Penyediaan RTH Berdasarkan Jumlah Penduduk
Untuk menentukan luas RTH
berdasarkan jumlah penduduk, dilakukan dengan mengalikan antara jumlah penduduk
yang dilayani dengan standar luas RTH per kapita sesuai peraturan yang
berlaku.
- 250 jiwa : Taman RT, di tengah lingkungan RT
- 2500 jiwa : Taman RW, di pusat kegiatan RW
- 30.000 jiwa : Taman Kelurahan, dikelompokan dengan sekolah/ pusat kelurahan
- 120.000 jiwa : Taman kecamatan, dikelompokan dengan sekolah/ pusat kecamatan
- 480.000 jiwa : Taman Kota di Pusat Kota, Hutan Kota (di dalam/kawasan pinggiran), dan Pemakaman (tersebar)
Penyediaan RTH Berdasarkan Kebutuhan Fungsi Tertentu
Fungsi RTH pada kategori ini
adalah untuk perlindungan atau pengamanan, sarana dan prasarana misalnya
melindungi kelestarian sumber daya alam, pengaman pejalan kaki atau membatasi
perkembangan penggunaan lahan agar fungsi utamanya tidak teganggu.
RTH kategori ini meliputi: jalur
hijau sempadan rel kereta api, jalur hijau jaringan listrik tegangan tinggi,
RTH kawasan perlindungan setempat berupa RTH sempadan sungai, RTH sempadan
pantai, dan RTH pengamanan sumber air baku/mata air.
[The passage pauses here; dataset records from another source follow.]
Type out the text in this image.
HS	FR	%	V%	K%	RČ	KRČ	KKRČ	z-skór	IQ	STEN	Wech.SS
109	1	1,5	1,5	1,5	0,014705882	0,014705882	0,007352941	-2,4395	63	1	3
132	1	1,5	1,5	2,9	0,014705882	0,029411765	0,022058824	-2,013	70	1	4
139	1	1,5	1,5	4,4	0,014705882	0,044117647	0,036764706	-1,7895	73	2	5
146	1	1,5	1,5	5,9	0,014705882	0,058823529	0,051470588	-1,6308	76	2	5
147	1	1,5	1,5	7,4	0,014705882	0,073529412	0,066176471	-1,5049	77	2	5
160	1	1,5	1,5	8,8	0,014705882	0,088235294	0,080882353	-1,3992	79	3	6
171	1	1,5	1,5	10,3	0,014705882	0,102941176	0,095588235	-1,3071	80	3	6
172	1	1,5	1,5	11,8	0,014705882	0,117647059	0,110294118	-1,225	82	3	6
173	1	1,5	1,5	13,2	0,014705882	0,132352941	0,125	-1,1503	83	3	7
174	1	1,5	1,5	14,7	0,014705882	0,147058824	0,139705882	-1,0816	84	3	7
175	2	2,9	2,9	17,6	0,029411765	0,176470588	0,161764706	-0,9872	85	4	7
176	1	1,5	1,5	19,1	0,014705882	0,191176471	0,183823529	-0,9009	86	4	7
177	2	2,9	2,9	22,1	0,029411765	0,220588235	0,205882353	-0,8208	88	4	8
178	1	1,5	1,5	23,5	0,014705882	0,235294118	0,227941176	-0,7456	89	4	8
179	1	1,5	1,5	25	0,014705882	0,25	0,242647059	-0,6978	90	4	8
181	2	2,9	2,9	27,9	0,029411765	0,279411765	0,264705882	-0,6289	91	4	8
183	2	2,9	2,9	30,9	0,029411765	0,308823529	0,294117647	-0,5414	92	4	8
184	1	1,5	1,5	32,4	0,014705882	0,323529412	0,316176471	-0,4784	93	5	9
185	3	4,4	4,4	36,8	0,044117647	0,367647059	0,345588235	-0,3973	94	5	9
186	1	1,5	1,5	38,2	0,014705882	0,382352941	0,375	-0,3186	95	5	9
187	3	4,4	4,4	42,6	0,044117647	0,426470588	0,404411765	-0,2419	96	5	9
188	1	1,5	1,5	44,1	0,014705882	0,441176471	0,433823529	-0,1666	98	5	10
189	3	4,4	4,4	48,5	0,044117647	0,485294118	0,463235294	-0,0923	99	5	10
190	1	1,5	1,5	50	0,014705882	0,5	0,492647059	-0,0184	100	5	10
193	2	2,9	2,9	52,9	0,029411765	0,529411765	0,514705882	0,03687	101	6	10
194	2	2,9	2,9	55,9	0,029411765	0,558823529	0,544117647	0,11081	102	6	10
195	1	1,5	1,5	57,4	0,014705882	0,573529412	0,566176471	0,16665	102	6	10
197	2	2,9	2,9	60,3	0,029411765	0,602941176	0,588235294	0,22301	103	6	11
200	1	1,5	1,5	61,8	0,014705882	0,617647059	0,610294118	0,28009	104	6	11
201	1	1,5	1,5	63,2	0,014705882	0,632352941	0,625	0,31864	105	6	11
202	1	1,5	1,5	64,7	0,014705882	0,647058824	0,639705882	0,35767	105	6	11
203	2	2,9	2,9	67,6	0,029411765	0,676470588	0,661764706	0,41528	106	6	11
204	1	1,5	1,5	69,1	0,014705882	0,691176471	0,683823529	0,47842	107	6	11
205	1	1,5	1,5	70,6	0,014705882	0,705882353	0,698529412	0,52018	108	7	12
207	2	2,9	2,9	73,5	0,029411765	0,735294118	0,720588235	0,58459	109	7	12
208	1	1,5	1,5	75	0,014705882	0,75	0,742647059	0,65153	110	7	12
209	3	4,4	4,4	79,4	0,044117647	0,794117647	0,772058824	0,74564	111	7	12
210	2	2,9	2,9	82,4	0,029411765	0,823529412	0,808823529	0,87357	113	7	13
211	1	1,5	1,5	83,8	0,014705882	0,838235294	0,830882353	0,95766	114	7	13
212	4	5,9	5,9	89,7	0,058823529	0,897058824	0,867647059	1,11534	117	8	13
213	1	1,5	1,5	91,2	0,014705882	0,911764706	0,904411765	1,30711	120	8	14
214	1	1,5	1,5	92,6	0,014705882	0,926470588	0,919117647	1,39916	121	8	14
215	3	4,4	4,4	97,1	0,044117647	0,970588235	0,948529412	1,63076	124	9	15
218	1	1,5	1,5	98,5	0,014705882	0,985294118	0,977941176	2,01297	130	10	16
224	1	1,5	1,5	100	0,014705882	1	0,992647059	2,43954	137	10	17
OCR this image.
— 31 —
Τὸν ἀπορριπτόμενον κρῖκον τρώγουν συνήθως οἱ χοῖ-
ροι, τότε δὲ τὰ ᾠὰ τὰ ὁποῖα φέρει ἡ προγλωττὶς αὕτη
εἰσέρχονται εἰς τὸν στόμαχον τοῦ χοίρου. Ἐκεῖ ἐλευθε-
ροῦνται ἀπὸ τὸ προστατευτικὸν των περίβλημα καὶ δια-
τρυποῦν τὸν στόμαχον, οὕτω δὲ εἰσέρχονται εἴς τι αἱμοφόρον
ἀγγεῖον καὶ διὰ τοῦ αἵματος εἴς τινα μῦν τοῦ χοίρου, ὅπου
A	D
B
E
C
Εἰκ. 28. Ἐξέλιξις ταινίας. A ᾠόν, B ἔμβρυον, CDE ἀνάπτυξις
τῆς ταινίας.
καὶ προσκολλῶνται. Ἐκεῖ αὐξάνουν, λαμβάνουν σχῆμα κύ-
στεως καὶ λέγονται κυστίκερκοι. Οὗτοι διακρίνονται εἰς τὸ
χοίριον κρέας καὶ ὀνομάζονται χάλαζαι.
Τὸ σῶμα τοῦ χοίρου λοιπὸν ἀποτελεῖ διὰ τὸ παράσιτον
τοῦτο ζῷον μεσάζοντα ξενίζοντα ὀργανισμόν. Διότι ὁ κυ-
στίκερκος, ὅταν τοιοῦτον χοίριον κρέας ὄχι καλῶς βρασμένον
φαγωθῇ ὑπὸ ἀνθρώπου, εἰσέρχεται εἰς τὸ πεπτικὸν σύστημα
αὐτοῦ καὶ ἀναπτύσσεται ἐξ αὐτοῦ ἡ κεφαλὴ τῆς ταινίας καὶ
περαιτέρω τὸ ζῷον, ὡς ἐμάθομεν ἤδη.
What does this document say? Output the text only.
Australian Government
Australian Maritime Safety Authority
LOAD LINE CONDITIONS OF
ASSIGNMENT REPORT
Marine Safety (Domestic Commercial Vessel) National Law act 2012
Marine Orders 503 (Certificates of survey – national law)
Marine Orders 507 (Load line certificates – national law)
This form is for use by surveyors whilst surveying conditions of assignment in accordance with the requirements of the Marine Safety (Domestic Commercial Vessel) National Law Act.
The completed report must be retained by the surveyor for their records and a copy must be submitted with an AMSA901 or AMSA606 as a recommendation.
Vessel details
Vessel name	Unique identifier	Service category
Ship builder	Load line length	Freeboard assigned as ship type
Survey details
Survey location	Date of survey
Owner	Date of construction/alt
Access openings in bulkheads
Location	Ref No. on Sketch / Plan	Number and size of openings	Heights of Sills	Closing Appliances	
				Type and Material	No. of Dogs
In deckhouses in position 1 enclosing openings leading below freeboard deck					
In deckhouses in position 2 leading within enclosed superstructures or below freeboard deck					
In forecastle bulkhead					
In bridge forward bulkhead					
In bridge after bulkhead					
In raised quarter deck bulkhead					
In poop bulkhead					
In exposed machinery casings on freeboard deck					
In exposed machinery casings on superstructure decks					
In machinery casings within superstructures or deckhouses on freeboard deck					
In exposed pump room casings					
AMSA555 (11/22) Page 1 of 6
Ruang Terbuka Hijau Pada Kota-Kota di Indonesia
Palembang
Kota Palembang turut seta dalam
acara tersebut, dengan membuat stand expo di lokasi acara. Stand expo milk Kota
Palembang menjadi salah satu pusat perhatian bagi para pengunjung yang hadir di
lokasi. Bahkan, Menteri Pekerjaan Umum (PU) Republik Indonesia mengunjungi
stand Kota Palembang.
Plt Walikota Palembang, H.
Harnojoyo mengatakan, Kota Palembang komitmen dalam mendukung dan menerapkan
program dari Kementerian Lingkungan Hidup, yaitu menjadikan 30% wilayah
perkotaan sebagai ruang terbuka hijau, karena dampak perubahan ikilm di negara
kita karena kurangnya ruang terbuka hijau.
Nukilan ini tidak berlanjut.